Questo articolo è una traduzione dalla versione spagnola del testo ‘Como se sinte uma mulher’ scritto dalla brasiliana Claudia Regina per la rivista virtuale Papo de Homem e pubblicato il 22 maggio scorso.
É un testo semplice e diretto e oltre a me è piaciuto a centinaia di migliaia di persone, per questo ho voluto tradurlo e ringrazio Claudia che mi ha concesso di pubblicarlo qui.
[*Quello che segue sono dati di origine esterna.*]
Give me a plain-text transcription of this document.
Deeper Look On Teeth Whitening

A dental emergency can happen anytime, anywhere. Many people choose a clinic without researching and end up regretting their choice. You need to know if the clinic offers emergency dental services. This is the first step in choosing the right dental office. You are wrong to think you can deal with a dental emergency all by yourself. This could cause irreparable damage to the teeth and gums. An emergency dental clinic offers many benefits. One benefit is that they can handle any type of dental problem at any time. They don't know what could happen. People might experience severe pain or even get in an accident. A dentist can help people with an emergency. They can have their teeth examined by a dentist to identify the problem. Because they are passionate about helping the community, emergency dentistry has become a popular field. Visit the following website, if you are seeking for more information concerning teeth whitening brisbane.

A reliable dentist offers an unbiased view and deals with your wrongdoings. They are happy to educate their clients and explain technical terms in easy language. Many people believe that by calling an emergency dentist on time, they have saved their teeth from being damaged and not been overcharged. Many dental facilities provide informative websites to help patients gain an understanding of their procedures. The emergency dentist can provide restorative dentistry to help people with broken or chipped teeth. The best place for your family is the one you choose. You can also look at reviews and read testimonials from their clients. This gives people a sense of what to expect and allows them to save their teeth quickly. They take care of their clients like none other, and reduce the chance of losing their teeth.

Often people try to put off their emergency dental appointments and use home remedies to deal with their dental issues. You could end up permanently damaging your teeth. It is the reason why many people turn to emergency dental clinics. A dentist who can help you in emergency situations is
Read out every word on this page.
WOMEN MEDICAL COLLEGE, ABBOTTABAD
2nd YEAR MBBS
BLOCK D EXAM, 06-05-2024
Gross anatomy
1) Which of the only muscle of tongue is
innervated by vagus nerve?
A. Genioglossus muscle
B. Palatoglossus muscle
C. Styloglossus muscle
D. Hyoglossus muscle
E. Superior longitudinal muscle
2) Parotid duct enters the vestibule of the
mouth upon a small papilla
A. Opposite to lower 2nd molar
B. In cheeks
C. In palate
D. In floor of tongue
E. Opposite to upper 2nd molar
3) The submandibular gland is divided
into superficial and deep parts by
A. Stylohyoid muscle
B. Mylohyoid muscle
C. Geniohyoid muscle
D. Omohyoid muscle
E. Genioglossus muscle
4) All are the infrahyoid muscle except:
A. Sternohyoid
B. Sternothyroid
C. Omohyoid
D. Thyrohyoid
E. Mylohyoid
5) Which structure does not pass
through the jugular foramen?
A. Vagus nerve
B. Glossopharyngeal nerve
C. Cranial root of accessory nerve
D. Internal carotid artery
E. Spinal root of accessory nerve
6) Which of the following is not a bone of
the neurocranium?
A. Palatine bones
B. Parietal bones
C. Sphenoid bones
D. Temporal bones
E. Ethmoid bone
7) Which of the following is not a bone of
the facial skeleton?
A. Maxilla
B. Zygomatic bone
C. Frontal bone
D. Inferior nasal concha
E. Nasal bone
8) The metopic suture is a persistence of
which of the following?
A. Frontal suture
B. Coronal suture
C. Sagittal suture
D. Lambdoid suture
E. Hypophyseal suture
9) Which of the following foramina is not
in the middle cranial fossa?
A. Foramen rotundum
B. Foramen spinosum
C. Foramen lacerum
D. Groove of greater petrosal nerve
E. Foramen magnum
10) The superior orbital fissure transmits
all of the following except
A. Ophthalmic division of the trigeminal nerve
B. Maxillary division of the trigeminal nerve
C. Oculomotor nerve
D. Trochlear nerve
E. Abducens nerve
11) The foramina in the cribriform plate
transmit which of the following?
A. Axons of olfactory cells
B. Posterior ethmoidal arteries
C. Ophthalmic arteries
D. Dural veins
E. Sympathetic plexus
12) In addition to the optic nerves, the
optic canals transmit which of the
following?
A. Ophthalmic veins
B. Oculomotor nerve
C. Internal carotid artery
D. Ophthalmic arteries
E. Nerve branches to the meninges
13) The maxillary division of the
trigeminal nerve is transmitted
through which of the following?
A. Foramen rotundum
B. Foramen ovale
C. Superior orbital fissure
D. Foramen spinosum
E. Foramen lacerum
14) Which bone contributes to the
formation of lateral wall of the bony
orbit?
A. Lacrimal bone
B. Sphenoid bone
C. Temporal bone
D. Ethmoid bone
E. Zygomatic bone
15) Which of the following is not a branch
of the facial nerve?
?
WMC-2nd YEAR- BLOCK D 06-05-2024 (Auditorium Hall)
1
Signore – ma soprattutto signori – godetevelo.

 

“Do you know what it feels like for a girl?
Do you know what it feels like in this world?”
Madonna

 

É successo ieri. Esco dall’aeroporto. In una camminata di dieci metri vedo solo uomini. Taxisti fuori dalle macchine parlando. Funzionari in maglietta “Posso aiutarti?”. Un uomo con la cravatta, la sua valigetta e il cellulare in mano. Uomini diversi, sparsi in questi 10 metri di cammino. Andando per questi 10 metri mi sento come una gazzella passeggiando tra i leoni. Sono guardata da tutti. Mi misurano. Mi analizzano. Il mio corpo, i miei glutei, i miei seni, i miei capelli, le mie scarpe, la mia pancia. Tutti mi stanno guardando.